I’ll be using CrystalDiskMark (CDM) for benchmarking under Windows.

zvol

none / threads

Memory usage spiked up to 30.9 GB and crashed the host while doing the write test.

writeback / threads

Remote desktop died but the test continued. Memory usage kept hitting 17 GB from 12.8 GB.

writethrough / threads

I can immediately tell that this is faster than writeback. The VM started quicker and loaded the server config tool faster. However, the write speeds are absolutely awful. Memory usage was a consistent 12.8 GB during the entire test.

This seems close to what an individual drive is capable of except the sequential writes should be a lot higher. Strange.

directsync / threads

Appears to be really fast just like writethrough. I remember testing this option before with mdadm RAID 10 under a Linux VM and it was extremely slow. With ZFS it appears to be different. Consistent 12.8 GB memory usage as well.

Overall it looks like the performance is slightly worse than writethrough.

unsafe / threads

This is supposedly similar to writeback. However, the OS and programs loaded faster than writeback. Memory usage peaked around 14 GB which is lower than writeback.

https://www.suse.com/documentation/sles11/book_kvm/data/sect1_1_chapter_book_kvm.html

none / native

This is the option I use on a production server. I had severe performance issues while doing lots of random I/O in a Linux VM with “threads”.

Memory usage peaked at 30 GB. It slowly came down as it was flushed to disk. Sequential write speeds are that of a single SATA 3 hard drive. Even though it is higher than ‘writethrough’ from above, the test took longer to complete.

So far this option appears to be the best

directsync / native

Took forever to boot. Not worth testing.

qcow2 on dataset

1
2
3
4
5
zfs set compression=lz4 local/vms
zfs set xattr=sa local/vms
zfs set recordsize=8K local/vms
qemu-img create -f qcow2 -o preallocation=full server2016.qcow2 120G

none / threads

Not supported.

writethrough / threads

Similar performance to the zvol.

writeback / threads

Reads are half compared to the zvol with writeback. Writes are a little better than a standard hard drive. Memory usage dropped when the write test started. ZFS freeing the cache?

unsafe / threads

Reads are slower than writeback but sequential writes are slightly improved. Windows appears to be snappier using unsafe no matter if it’s a zvol or qcow2 image.

native

Not supported.

Schedulers

The tests above were conducted using the default cfq scheduler. I will only be testing zvols for this part.

noop

This is usually the best scheduler for SSDs and not spinning disks.

none / native

Ran out of memory. native with no cache does not appear to be safe with limited memory.

writethrough / threads

Sequential reads are a lot higher because the requests are not being re-ordered. Writes do suffer.

noop

unsafe / threads

noop

deadline

writethrough / threads

Marginally better than noop. In theory this scheduler should be better suited towards VMs than CFQ when lots of requests are being made.

deadline

unsafe / threads

No real difference between noop and deadline for this.

deadline

bfq

I’m not sure if I got it working correctly. After I enabled the kernel option all of the other schedulers were removed and the VMs were very slow. I’ve used it on Arch before and never noticed anything weird.

Conclusion

unsafe is clearly the fastest and best option if you want speed without caring about data integrity. writeback is fast but it uses more memory.

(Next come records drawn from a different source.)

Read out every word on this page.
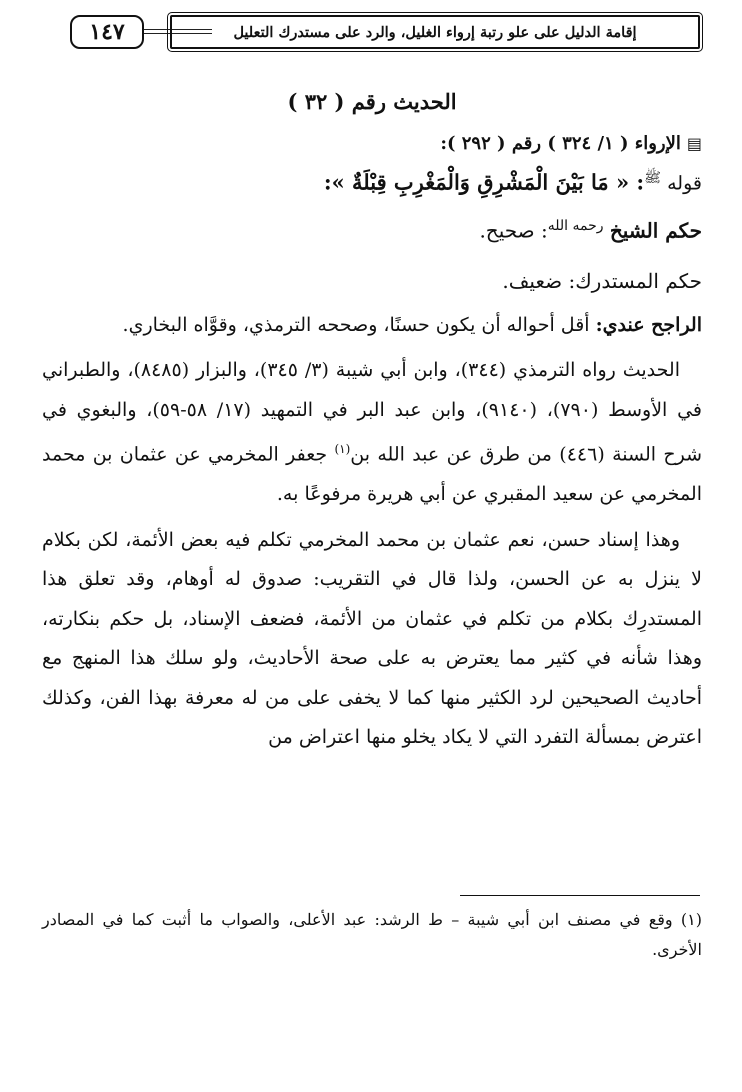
١٤٧	إقامة الدليل على علو رتبة إرواء الغليل، والرد على مستدرك التعليل
الحديث رقم ( ٣٢ )

▤الإرواء ( ١/ ٣٢٤ ) رقم ( ٢٩٢ ):

قوله $^ﷺ$: « مَا بَيْنَ الْمَشْرِقِ وَالْمَغْرِبِ قِبْلَةٌ »:

حكم الشيخ $^{رحمه الله}$: صحيح.

حكم المستدرك: ضعيف.

الراجح عندي: أقل أحواله أن يكون حسنًا، وصححه الترمذي، وقوَّاه البخاري.

الحديث رواه الترمذي (٣٤٤)، وابن أبي شيبة (٣/ ٣٤٥)، والبزار (٨٤٨٥)، والطبراني في الأوسط (٧٩٠)، (٩١٤٠)، وابن عبد البر في التمهيد (١٧/ ٥٨-٥٩)، والبغوي في شرح السنة (٤٤٦) من طرق عن عبد الله بن$^{(١)}$ جعفر المخرمي عن عثمان بن محمد المخرمي عن سعيد المقبري عن أبي هريرة مرفوعًا به.

وهذا إسناد حسن، نعم عثمان بن محمد المخرمي تكلم فيه بعض الأئمة، لكن بكلام لا ينزل به عن الحسن، ولذا قال في التقريب: صدوق له أوهام، وقد تعلق هذا المستدرِك بكلام من تكلم في عثمان من الأئمة، فضعف الإسناد، بل حكم بنكارته، وهذا شأنه في كثير مما يعترض به على صحة الأحاديث، ولو سلك هذا المنهج مع أحاديث الصحيحين لرد الكثير منها كما لا يخفى على من له معرفة بهذا الفن، وكذلك اعترض بمسألة التفرد التي لا يكاد يخلو منها اعتراض من

(١) وقع في مصنف ابن أبي شيبة – ط الرشد: عبد الأعلى، والصواب ما أثبت كما في المصادر الأخرى.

qcow2 is slower than using a zvol but has some benefits like thin provisioning and being able to specify an exact file name. With zvols they sometimes change on reboot.

writethrough is surprisingly snappy in Windows despite the write tests showing poor performance.

native offers good performance according to CDM however memory usage will peak and slow the performance. This option causes Windows and programs to load slower. Simple benchmarks are not telling the whole story. It may cause the host to crash which means I would not recommend using it.

No matter what option you use, read performance is good with zfs + KVM. It’s always the writes that are the problem.